I want to encourage people who feel that they are not living in the present, to bring attention to their breath and feel the aliveness that is within each one of them. Meditate on your breath.
This is what makes yoga quite different to other forms of exercise.
In Patanjali’s Yoga Sutras:
sthira = steady, stable, motionless
sukham = comfortable, ease filled
asanam – meditation posture (from the root ~as, which means to “to sit”)
This is what we’re inevitably working towards in yoga.
Our practice becomes a meditative one over time, one where we’re moving but with a steady state of awareness.
Throw in creativity and the ability to transition into any posture we’re capable of, yoga and connecting with our breath is a space where we can practice moving into presence.
We cultivate our awareness built up from the mat and incorporate it into our daily lives.
We begin with the physical, external body, doing asana and slowly but surely travel inwards through all the sheaths of our body towards our core.
You Got This Far
I have a lot to write about yogic breathing but I wanted to keep the focus on how effective breathing practices elevate energy levels as well as create harmony and happiness from within.
I’m going to share the insights I have found by reading Light on Yoga by B.K.S. Iyengar – a very many times.
Each read through, I’ve extracted more and more wisdom from his teachings.
Those of you who practice Iyengar yoga – please leave a comment sharing your experience.
Here’s a favourite excerpt of mine about pranayama.

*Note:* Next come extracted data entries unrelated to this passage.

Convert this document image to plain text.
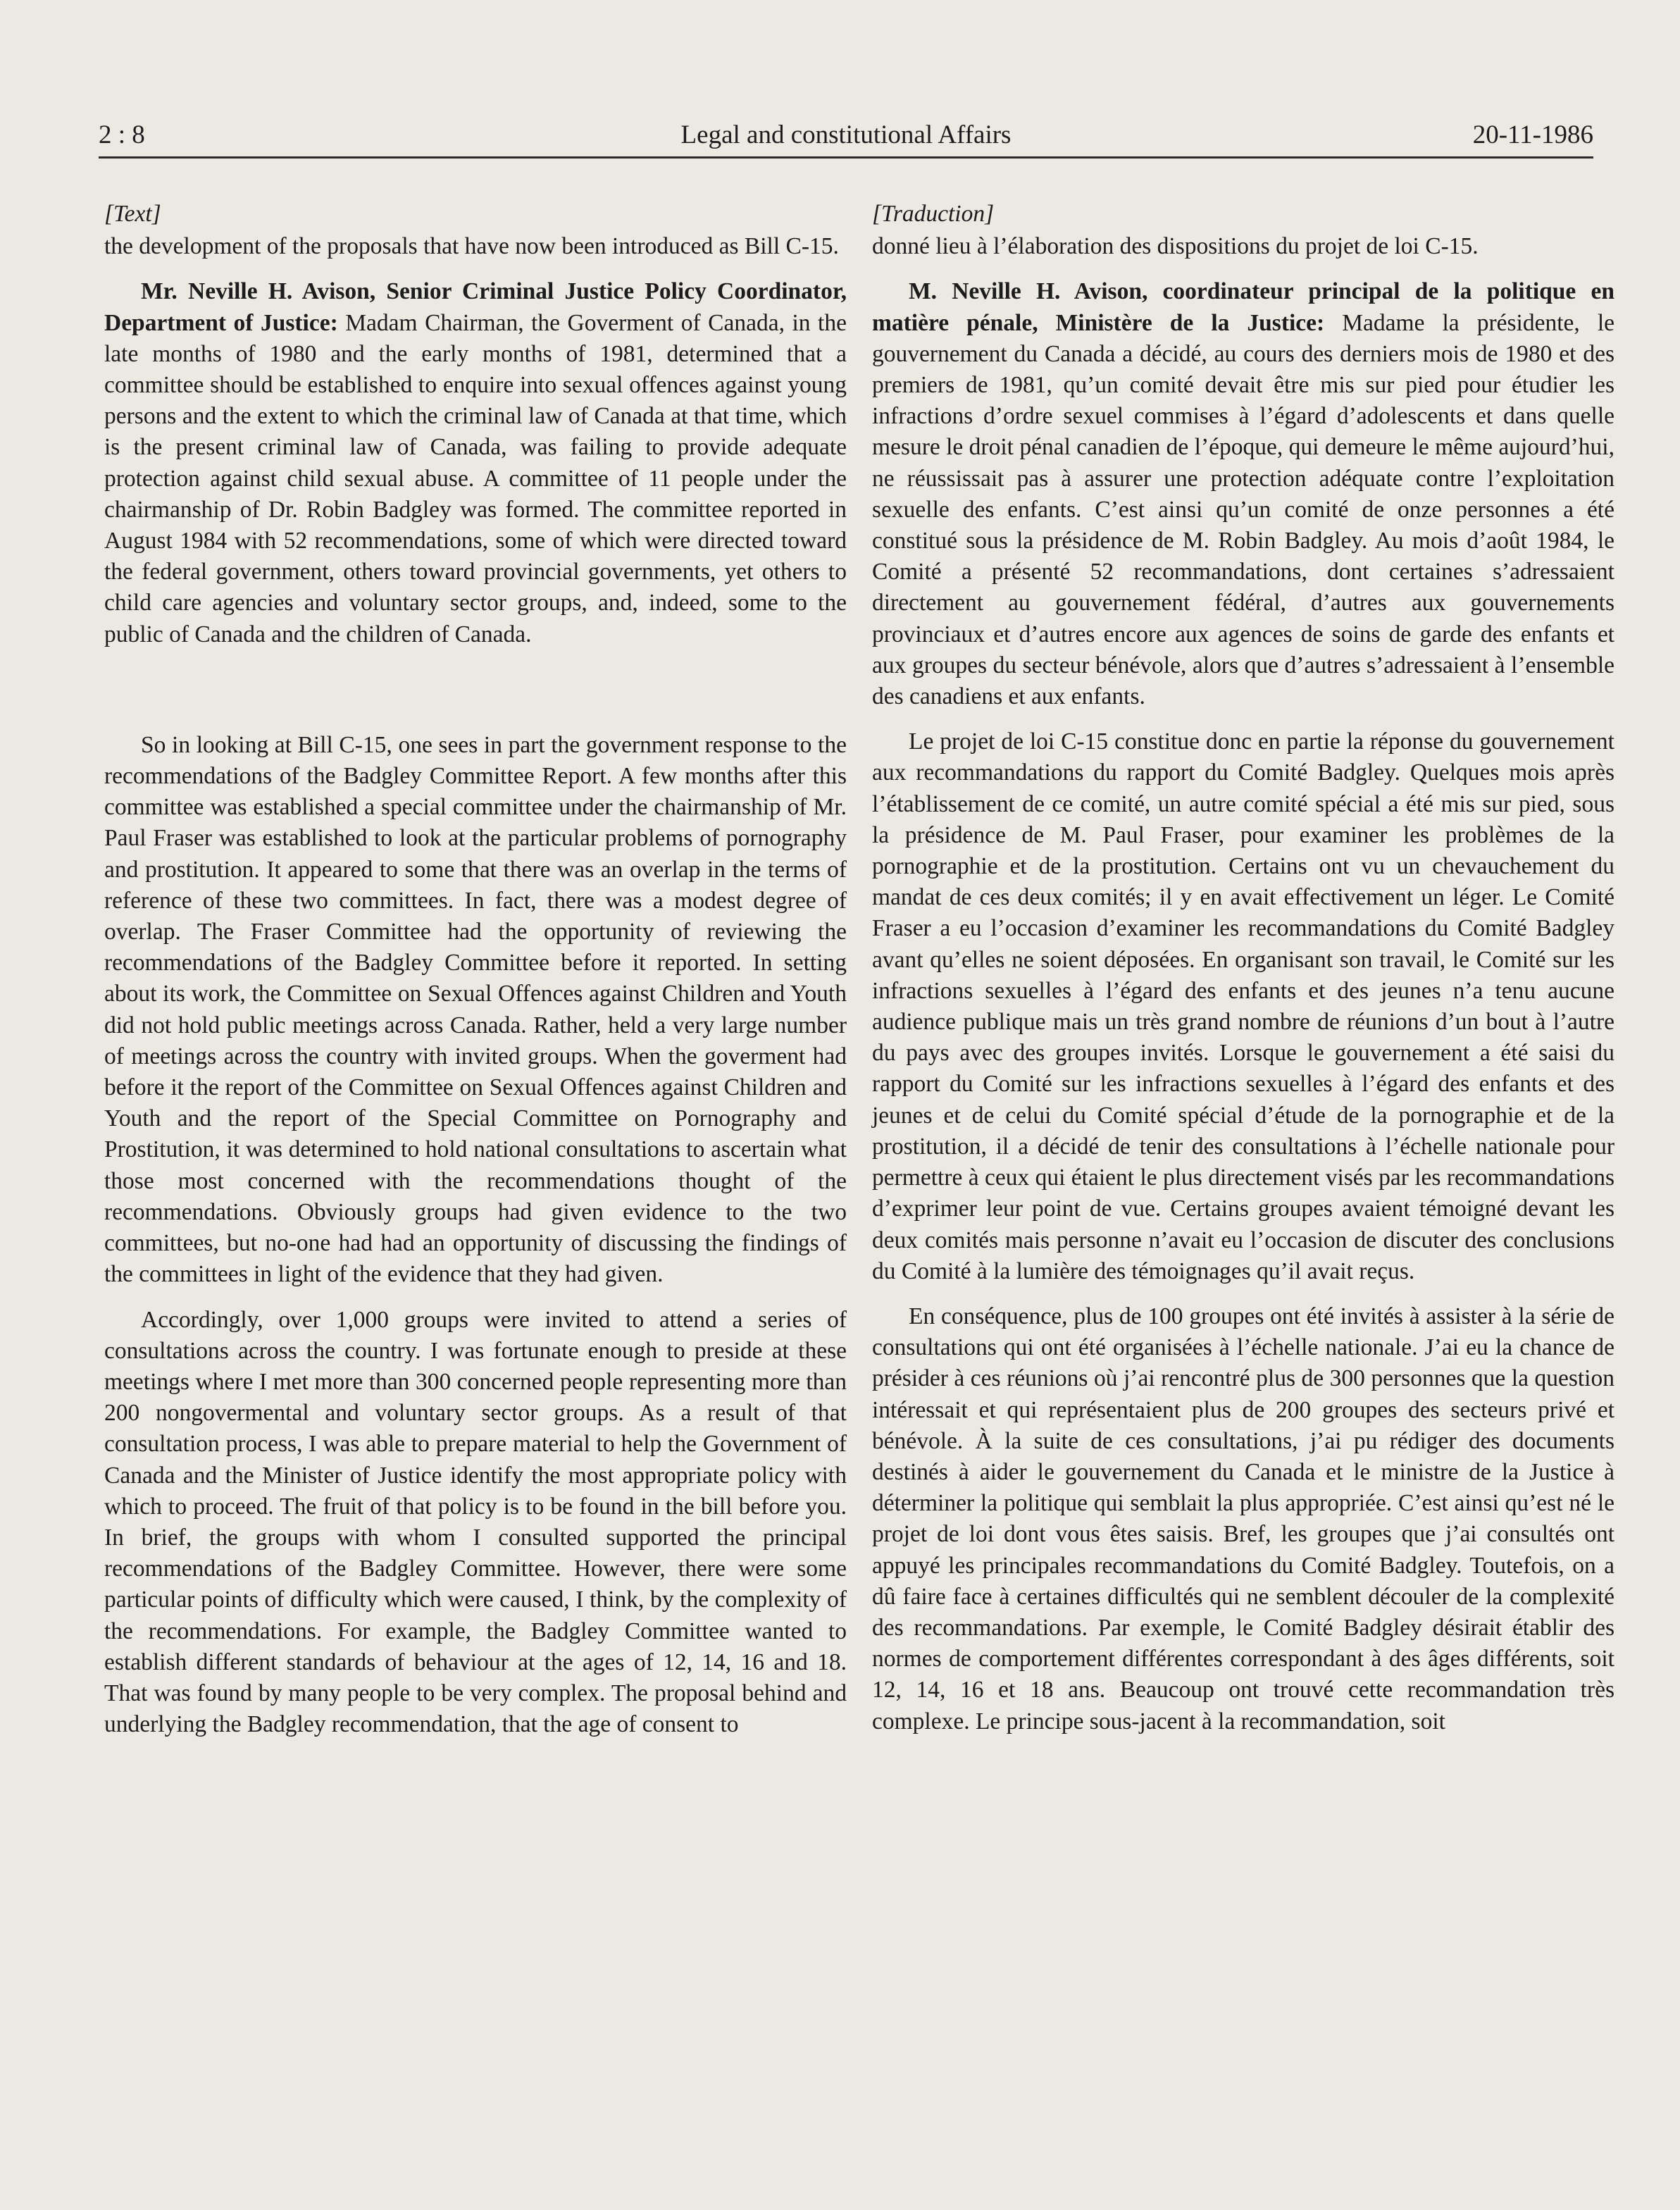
2 : 8	Legal and constitutional Affairs	20-11-1986

[Text]

the development of the proposals that have now been introduced as Bill C-15.

Mr. Neville H. Avison, Senior Criminal Justice Policy Coordinator, Department of Justice: Madam Chairman, the Goverment of Canada, in the late months of 1980 and the early months of 1981, determined that a committee should be established to enquire into sexual offences against young persons and the extent to which the criminal law of Canada at that time, which is the present criminal law of Canada, was failing to provide adequate protection against child sexual abuse. A committee of 11 people under the chairmanship of Dr. Robin Badgley was formed. The committee reported in August 1984 with 52 recommendations, some of which were directed toward the federal government, others toward provincial governments, yet others to child care agencies and voluntary sector groups, and, indeed, some to the public of Canada and the children of Canada.

So in looking at Bill C-15, one sees in part the government response to the recommendations of the Badgley Committee Report. A few months after this committee was established a special committee under the chairmanship of Mr. Paul Fraser was established to look at the particular problems of pornography and prostitution. It appeared to some that there was an overlap in the terms of reference of these two committees. In fact, there was a modest degree of overlap. The Fraser Committee had the opportunity of reviewing the recommendations of the Badgley Committee before it reported. In setting about its work, the Committee on Sexual Offences against Children and Youth did not hold public meetings across Canada. Rather, held a very large number of meetings across the country with invited groups. When the goverment had before it the report of the Committee on Sexual Offences against Children and Youth and the report of the Special Committee on Pornography and Prostitution, it was determined to hold national consultations to ascertain what those most concerned with the recommendations thought of the recommendations. Obviously groups had given evidence to the two committees, but no-one had had an opportunity of discussing the findings of the committees in light of the evidence that they had given.

Accordingly, over 1,000 groups were invited to attend a series of consultations across the country. I was fortunate enough to preside at these meetings where I met more than 300 concerned people representing more than 200 nongovermental and voluntary sector groups. As a result of that consultation process, I was able to prepare material to help the Government of Canada and the Minister of Justice identify the most appropriate policy with which to proceed. The fruit of that policy is to be found in the bill before you. In brief, the groups with whom I consulted supported the principal recommendations of the Badgley Committee. However, there were some particular points of difficulty which were caused, I think, by the complexity of the recommendations. For example, the Badgley Committee wanted to establish different standards of behaviour at the ages of 12, 14, 16 and 18. That was found by many people to be very complex. The proposal behind and underlying the Badgley recommendation, that the age of consent to

[Traduction]

donné lieu à l’élaboration des dispositions du projet de loi C-15.

M. Neville H. Avison, coordinateur principal de la politique en matière pénale, Ministère de la Justice: Madame la présidente, le gouvernement du Canada a décidé, au cours des derniers mois de 1980 et des premiers de 1981, qu’un comité devait être mis sur pied pour étudier les infractions d’ordre sexuel commises à l’égard d’adolescents et dans quelle mesure le droit pénal canadien de l’époque, qui demeure le même aujourd’hui, ne réussissait pas à assurer une protection adéquate contre l’exploitation sexuelle des enfants. C’est ainsi qu’un comité de onze personnes a été constitué sous la présidence de M. Robin Badgley. Au mois d’août 1984, le Comité a présenté 52 recommandations, dont certaines s’adressaient directement au gouvernement fédéral, d’autres aux gouvernements provinciaux et d’autres encore aux agences de soins de garde des enfants et aux groupes du secteur bénévole, alors que d’autres s’adressaient à l’ensemble des canadiens et aux enfants.

Le projet de loi C-15 constitue donc en partie la réponse du gouvernement aux recommandations du rapport du Comité Badgley. Quelques mois après l’établissement de ce comité, un autre comité spécial a été mis sur pied, sous la présidence de M. Paul Fraser, pour examiner les problèmes de la pornographie et de la prostitution. Certains ont vu un chevauchement du mandat de ces deux comités; il y en avait effectivement un léger. Le Comité Fraser a eu l’occasion d’examiner les recommandations du Comité Badgley avant qu’elles ne soient déposées. En organisant son travail, le Comité sur les infractions sexuelles à l’égard des enfants et des jeunes n’a tenu aucune audience publique mais un très grand nombre de réunions d’un bout à l’autre du pays avec des groupes invités. Lorsque le gouvernement a été saisi du rapport du Comité sur les infractions sexuelles à l’égard des enfants et des jeunes et de celui du Comité spécial d’étude de la pornographie et de la prostitution, il a décidé de tenir des consultations à l’échelle nationale pour permettre à ceux qui étaient le plus directement visés par les recommandations d’exprimer leur point de vue. Certains groupes avaient témoigné devant les deux comités mais personne n’avait eu l’occasion de discuter des conclusions du Comité à la lumière des témoignages qu’il avait reçus.

En conséquence, plus de 100 groupes ont été invités à assister à la série de consultations qui ont été organisées à l’échelle nationale. J’ai eu la chance de présider à ces réunions où j’ai rencontré plus de 300 personnes que la question intéressait et qui représentaient plus de 200 groupes des secteurs privé et bénévole. À la suite de ces consultations, j’ai pu rédiger des documents destinés à aider le gouvernement du Canada et le ministre de la Justice à déterminer la politique qui semblait la plus appropriée. C’est ainsi qu’est né le projet de loi dont vous êtes saisis. Bref, les groupes que j’ai consultés ont appuyé les principales recommandations du Comité Badgley. Toutefois, on a dû faire face à certaines difficultés qui ne semblent découler de la complexité des recommandations. Par exemple, le Comité Badgley désirait établir des normes de comportement différentes correspondant à des âges différents, soit 12, 14, 16 et 18 ans. Beaucoup ont trouvé cette recommandation très complexe. Le principe sous-jacent à la recommandation, soit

“If you were suddenly to triple strength of the electrical current arriving in your house, you would not think the kettle would boil in a third of the usual time and your lights burn three times brighter. You know you would immediately burn out all the circuits and be left with nothing. Why should our body be any different? That is why Patanjali clearly stated that between the practice of asana and pranayama, there is a step up. There has to exist, through proficiency in asana, strength and stability in the circuitry of the body to withstand the increase in current that pranayama practice will bring.” – B.K.S. Iyengar
The more connected we become with our breath and the more aware we become, the more presence we may experience.
One need not sit in one position or lotus for hours on end in order to gain a glimpse of the present moment.
Our breath is our access into the present moment, the now, presence, and consciousness.
“All vibrating energies are prana.”
What breathing practices do you do? Are you interested in pranayama?